We also considered whether Alan could have been overseen entering the PIN when he last used the card. Again, this seemed unlikely. From our experience, once a thief has the PIN they will steal the card on the first opportunity and withdraw funds immediately. Alan last used the card on 10 December, yet the first unauthorised transaction was not until 12 December. It was not credible that a thief, having overseen the PIN, would wait till 12 December to steal the card.
Finally, we observed that it is most unusual for a thief, who is a stranger, to return the card. Returning the card risks detection, with no great benefit to the thief.
Looking objectively at the circumstances of the theft, we were left with the inescapable conclusion that Alan’s card and PIN were used to withdraw money from his account. It was possible Alan had made the transactions himself and had forgotten them.
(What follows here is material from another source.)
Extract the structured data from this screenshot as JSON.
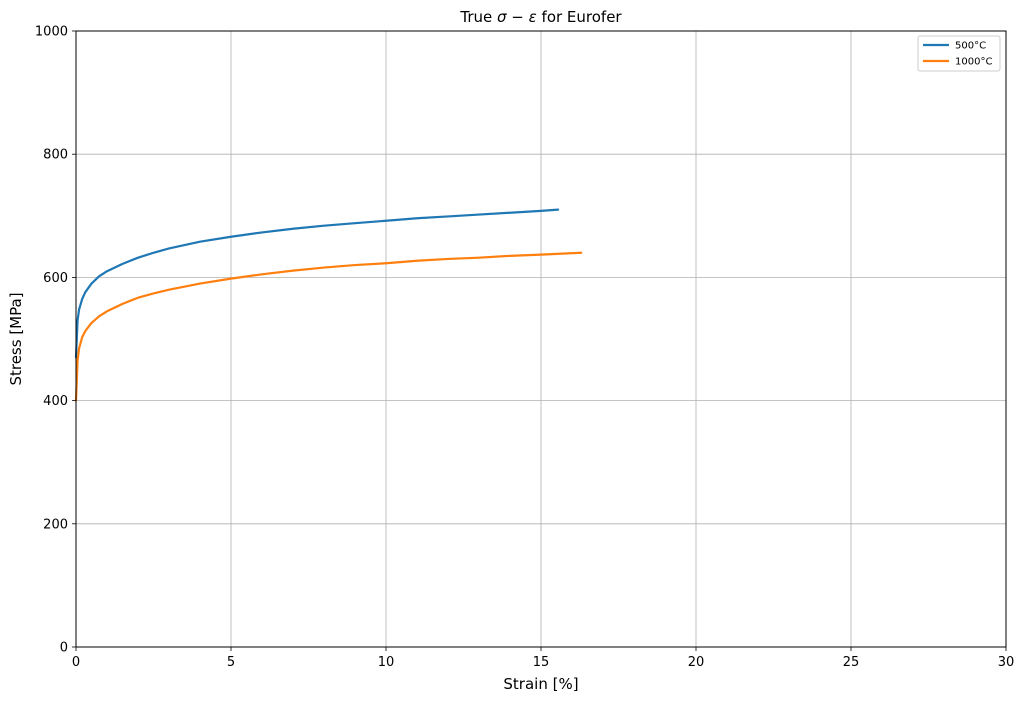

Alternatively, in order for another person to have used Alan’s card, we decided that Alan had failed to exercise reasonable care of the card and PIN. In either case, the card provider was not liable for the loss.
We explained our view to Alan, but he continued to maintain that he must be the victim of a sophisticated fraud and asked us to make further enquiries, in particular about whether there was a recording of the transactions from the ATM. Unfortunately, the travel card provider did not own the ATMs where the transactions occurred, so we were unable to access the recording.
We were unable to uphold Alan’s complaint and discontinued our investigation.
Key insight for consumers
Cardholders should be very careful to protect the security of both the card and PIN, as a thief requires both to withdraw money from their account.